Another aspect to consider is that often we use relationships as a way to avoid feelings, just like we would drink or use drugs. In doing so, we are just using something else external to ourselves to fill up the void in our lives that has been re-exposed in sobriety. Using a relationship as a drug leaves you vulnerable to relapse because when inevitably the new relationship stops “working,” you will start looking elsewhere to numb uncomfortable feelings.
It’s difficult to acknowledge that times when we are feeling happy and want to celebrate can also be times when we need to be vigilant around our recovery. Feeling happy can be a trigger for a number of reasons. First, your guard may be down because you feel as though life is good and that nothing will alter that. Secondly, typical celebratory events involve alcohol.
It’s not practical to avoid any parties or celebrations in recovery. That would be unrealistic and fairly depressing. You do need put things in place so that you can go to these events and enjoy yourself without having to give in to the pressure or temptation to drink. One of the best things you can do before attending these kinds of events is ensure that the people you are going with know that you are in recovery and that you plan to stay sober. Offer to be the designated driver if you want to put an extra barrier in place. Reach out to the closest people to you at the party and let them know that if you’re struggling you will tell them. People are happy to help and happy to be relied on in this way, whatever our brains may tell us.

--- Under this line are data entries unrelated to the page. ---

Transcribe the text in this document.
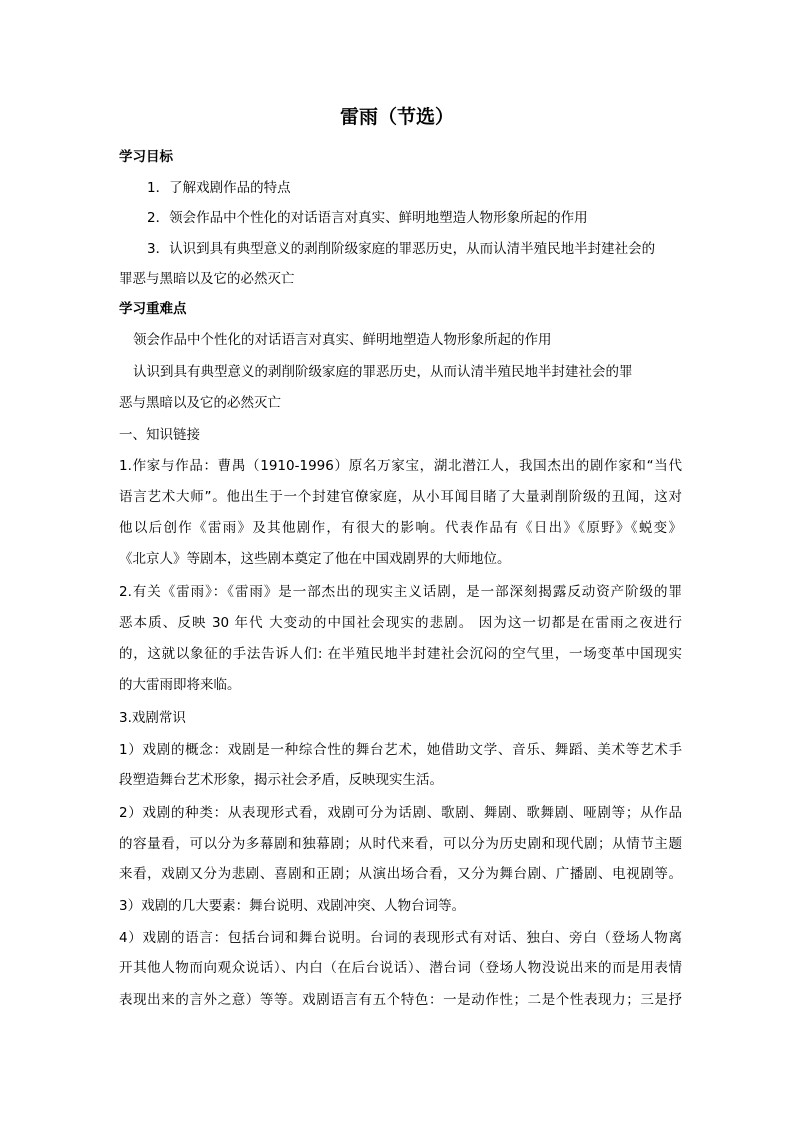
雷雨（节选）
学习目标
1．了解戏剧作品的特点
2．领会作品中个性化的对话语言对真实、鲜明地塑造人物形象所起的作用
3．认识到具有典型意义的剥削阶级家庭的罪恶历史，从而认清半殖民地半封建社会的
罪恶与黑暗以及它的必然灭亡
学习重难点
领会作品中个性化的对话语言对真实、鲜明地塑造人物形象所起的作用
认识到具有典型意义的剥削阶级家庭的罪恶历史，从而认清半殖民地半封建社会的罪
恶与黑暗以及它的必然灭亡
一、知识链接
1.作家与作品：曹禺（1910-1996）原名万家宝，湖北潜江人，我国杰出的剧作家和“当代
语言艺术大师”。他出生于一个封建官僚家庭，从小耳闻目睹了大量剥削阶级的丑闻，这对
他以后创作《雷雨》及其他剧作，有很大的影响。代表作品有《日出》《原野》《蜕变》
《北京人》等剧本，这些剧本奠定了他在中国戏剧界的大师地位。
2.有关《雷雨》：《雷雨》是一部杰出的现实主义话剧，是一部深刻揭露反动资产阶级的罪
恶本质、反映 30 年代 大变动的中国社会现实的悲剧。 因为这一切都是在雷雨之夜进行
的，这就以象征的手法告诉人们: 在半殖民地半封建社会沉闷的空气里，一场变革中国现实
的大雷雨即将来临。
3.戏剧常识
1）戏剧的概念：戏剧是一种综合性的舞台艺术，她借助文学、音乐、舞蹈、美术等艺术手
段塑造舞台艺术形象，揭示社会矛盾，反映现实生活。
2）戏剧的种类：从表现形式看，戏剧可分为话剧、歌剧、舞剧、歌舞剧、哑剧等；从作品
的容量看，可以分为多幕剧和独幕剧；从时代来看，可以分为历史剧和现代剧；从情节主题
来看，戏剧又分为悲剧、喜剧和正剧；从演出场合看，又分为舞台剧、广播剧、电视剧等。
3）戏剧的几大要素：舞台说明、戏剧冲突、人物台词等。
4）戏剧的语言：包括台词和舞台说明。台词的表现形式有对话、独白、旁白（登场人物离
开其他人物而向观众说话）、内白（在后台说话）、潜台词（登场人物没说出来的而是用表情
表现出来的言外之意）等等。戏剧语言有五个特色：一是动作性；二是个性表现力；三是抒
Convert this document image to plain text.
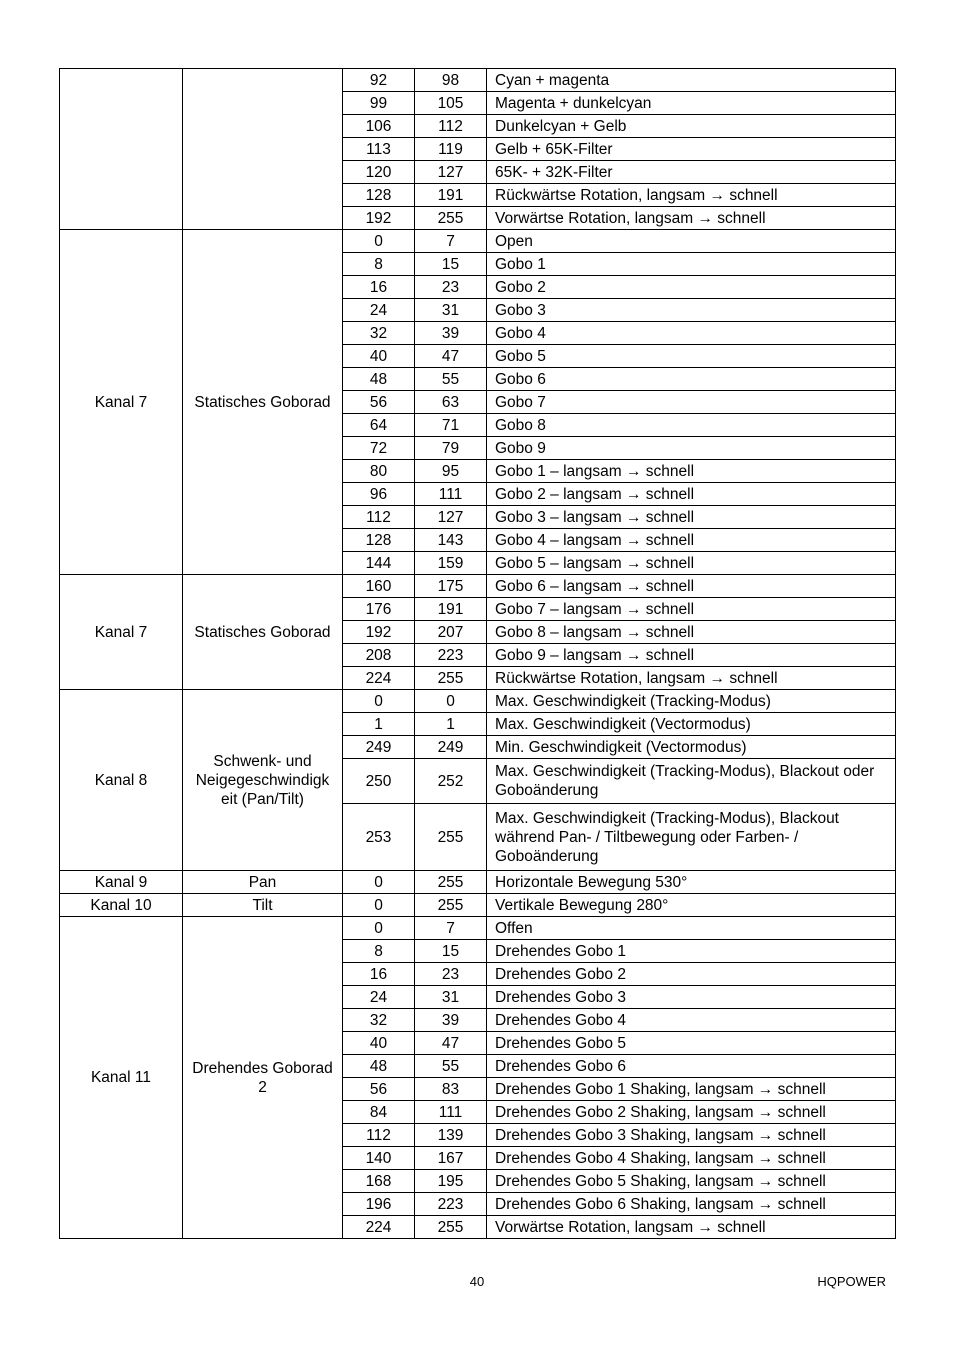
		92	98	Cyan + magenta
		99	105	Magenta + dunkelcyan
		106	112	Dunkelcyan + Gelb
		113	119	Gelb + 65K-Filter
		120	127	65K- + 32K-Filter
		128	191	Rückwärtse Rotation, langsam → schnell
		192	255	Vorwärtse Rotation, langsam → schnell
Kanal 7	Statisches Goborad	0	7	Open
		8	15	Gobo 1
		16	23	Gobo 2
		24	31	Gobo 3
		32	39	Gobo 4
		40	47	Gobo 5
		48	55	Gobo 6
		56	63	Gobo 7
		64	71	Gobo 8
		72	79	Gobo 9
		80	95	Gobo 1 – langsam → schnell
		96	111	Gobo 2 – langsam → schnell
		112	127	Gobo 3 – langsam → schnell
		128	143	Gobo 4 – langsam → schnell
		144	159	Gobo 5 – langsam → schnell
Kanal 7	Statisches Goborad	160	175	Gobo 6 – langsam → schnell
		176	191	Gobo 7 – langsam → schnell
		192	207	Gobo 8 – langsam → schnell
		208	223	Gobo 9 – langsam → schnell
		224	255	Rückwärtse Rotation, langsam → schnell
Kanal 8	Schwenk- und Neigegeschwindigk eit (Pan/Tilt)	0	0	Max. Geschwindigkeit (Tracking-Modus)
		1	1	Max. Geschwindigkeit (Vectormodus)
		249	249	Min. Geschwindigkeit (Vectormodus)
		250	252	Max. Geschwindigkeit (Tracking-Modus), Blackout oder Goboänderung
		253	255	Max. Geschwindigkeit (Tracking-Modus), Blackout während Pan- / Tiltbewegung oder Farben- / Goboänderung
Kanal 9	Pan	0	255	Horizontale Bewegung 530°
Kanal 10	Tilt	0	255	Vertikale Bewegung 280°
Kanal 11	Drehendes Goborad 2	0	7	Offen
		8	15	Drehendes Gobo 1
		16	23	Drehendes Gobo 2
		24	31	Drehendes Gobo 3
		32	39	Drehendes Gobo 4
		40	47	Drehendes Gobo 5
		48	55	Drehendes Gobo 6
		56	83	Drehendes Gobo 1 Shaking, langsam → schnell
		84	111	Drehendes Gobo 2 Shaking, langsam → schnell
		112	139	Drehendes Gobo 3 Shaking, langsam → schnell
		140	167	Drehendes Gobo 4 Shaking, langsam → schnell
		168	195	Drehendes Gobo 5 Shaking, langsam → schnell
		196	223	Drehendes Gobo 6 Shaking, langsam → schnell
		224	255	Vorwärtse Rotation, langsam → schnell
40	HQPOWER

This old chestnut. How often have you imagined life without drinking or drugs and just thought: BORING. One of the most common misconceptions of recovery is that it will be boring. This is simply not true. There are plenty of ways to have fun in recovery, yet often it takes a while for the recovering addict to believe that or adjust their perception of what is and isn’t fun.
Boredom is an oft cited reason for relapse. So, you really do need to beware of the danger surrounding the idea of being bored. Work with someone – a sponsor, counselor or even just a friend, to explore your ideas of boredom and ways you can cope with it.
5: People, Places and Things that Remind you of Using
This fifth and final relapse trigger is probably the most common. It is also very personal to each individual, therefore it’s harder to give advice on how to avoid what uniquely triggers you. Obviously, putting yourself in situations or places with people with whom you used to use is a big no-no. That goes without saying. However, it can often be much more subtle than that. It might be driving down a street where you once used or the smell of something that reminds you of a drug you used to take.
You should make it a priority in early recovery to assess what you believe may be your own personal triggers. Write down a list of everything you can think of, both inside and outside of the box. Keep adding to that list as the months go by and you experience new and unexpected things that may trigger you. Not only will that help you avoid the triggers in the future, but it will also keep you vigilant.